Weighed and were found wanting


    The Commission on Appointments has turned down another Left-leaning presidential appointee to the Cabinet. Rafael Mariano failed to get the approval of the commission as secretary of the Department of Agrarian Reform, bearing the brunt of the collapse of the peace talks between the government and the Communist Party of the Philippines.

    Before Mariano’s rejection by the commission, Social Welfare Secretary Judy Taguiwalo, a former member of the communist underground that fought the Marcos regime, also failed to measure up to the standards set by the bicameral panel composed of 12 senators and 12 representatives.

    “In accordance with the rules … the result [of the deliberations on Mariano]shows that the weight of the scales ultimately tipped the balance against the confirmation of the appointee,” Sen. Vicente Sotto 3rd, chairman of the appointment body’s Committee on Agrarian Reform, said on Wednesday.

    Mariano and Taguiwalo had been taken in as members of the Cabinet in an apparent conciliatory move by President Rodrigo Duterte to get the peace talks between the National Democratic Front of the Philippines (NDFP) and the government back on track.

    Duterte appointed them despite objections from the political opposition, and even his allies, as he had to keep his campaign promise to resume the negotiations in the hope that ending the nearly half-century Maoist insurgency espoused by the NDFP’s Communist Party of the Philippines and the CPP’s armed wing New People’s Army, would pave the way for lasting peace in the country.

    While the path was paved with good intentions, the negotiations eventually reached a dead end this year and the two sides had to part ways.

    Trading accusations, each side stuck to its guns, with the CPP demanding, among others, the demilitarization of the countryside and insisting on a unilateral ceasefire, and with the government standing firm on a bilateral truce and unconditional decommissioning by the NPA of its firearms and ammunition.

    Mariano and Taguiwalo are perceived not to have shaken off their leftist leanings, with the former Social Welfare secretary having to deny on a public TV news broadcast allegations that she publicly channeled cash meant for a government anti-poverty program into beefing up the NPA arsenal.

    Sought for a reaction to the Commission’s decision on Wednesday to spurn his appointment, Mariano, however, saw the interest of “big landlords, oligarchs, businessmen and multinational corporations” as the force behind his rejection.

    Mariano’s fate seems to have been sealed by Rep.

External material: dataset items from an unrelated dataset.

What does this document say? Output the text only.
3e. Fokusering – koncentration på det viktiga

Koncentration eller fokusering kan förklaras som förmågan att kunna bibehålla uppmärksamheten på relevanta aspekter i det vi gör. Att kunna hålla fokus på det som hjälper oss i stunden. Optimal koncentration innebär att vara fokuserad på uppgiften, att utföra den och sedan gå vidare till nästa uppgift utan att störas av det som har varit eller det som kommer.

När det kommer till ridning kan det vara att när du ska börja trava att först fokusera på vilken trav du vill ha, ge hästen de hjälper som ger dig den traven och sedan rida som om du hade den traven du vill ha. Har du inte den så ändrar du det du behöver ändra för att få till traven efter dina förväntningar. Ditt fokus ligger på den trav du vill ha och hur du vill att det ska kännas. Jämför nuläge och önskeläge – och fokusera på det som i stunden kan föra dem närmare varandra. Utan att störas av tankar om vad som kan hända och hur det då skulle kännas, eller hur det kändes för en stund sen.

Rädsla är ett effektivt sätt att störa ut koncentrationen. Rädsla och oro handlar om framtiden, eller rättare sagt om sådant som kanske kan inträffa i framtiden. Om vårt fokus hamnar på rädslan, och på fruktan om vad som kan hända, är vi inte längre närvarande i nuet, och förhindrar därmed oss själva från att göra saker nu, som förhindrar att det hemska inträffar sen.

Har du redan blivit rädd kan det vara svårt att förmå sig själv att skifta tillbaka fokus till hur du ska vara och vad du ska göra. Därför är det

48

Josephine Ramirez-Sato, who called out his alleged involvement in an attack by armed militant farmers on a banana plantation in Tagum City, Davao del Norte in April; his order temporarily banning the conversion of agricultural lands; and his directive to review all land conversion orders issued by the previous DAR since 1988.

    During his confirmation hearing, he assured the CA that he does not advocate illegal activities of militant farmer groups.

    “As secretary of the DAR, I do not support, I do not endorse armed struggle,” he told the Committee on Agrarian Reform.

    Indeed, he may not, and both he and Taguiwalo had wanted to stay in government to continue what they perceived needed to be done, but despite good intentions and all, they had been weighed on the scales and were found wanting, as far as the Commission on Appointments was concerned.

    The stark reality of conflicting government and communist interests in this country where anti-communist sentiment remains strong now proves difficult to handle even for a president who had openly expressed support for leftist causes in the past. This may serve as an eye-opener for both the President and the Filipino nation as we all go through the pains of transition to the next level of growth as a struggling democracy.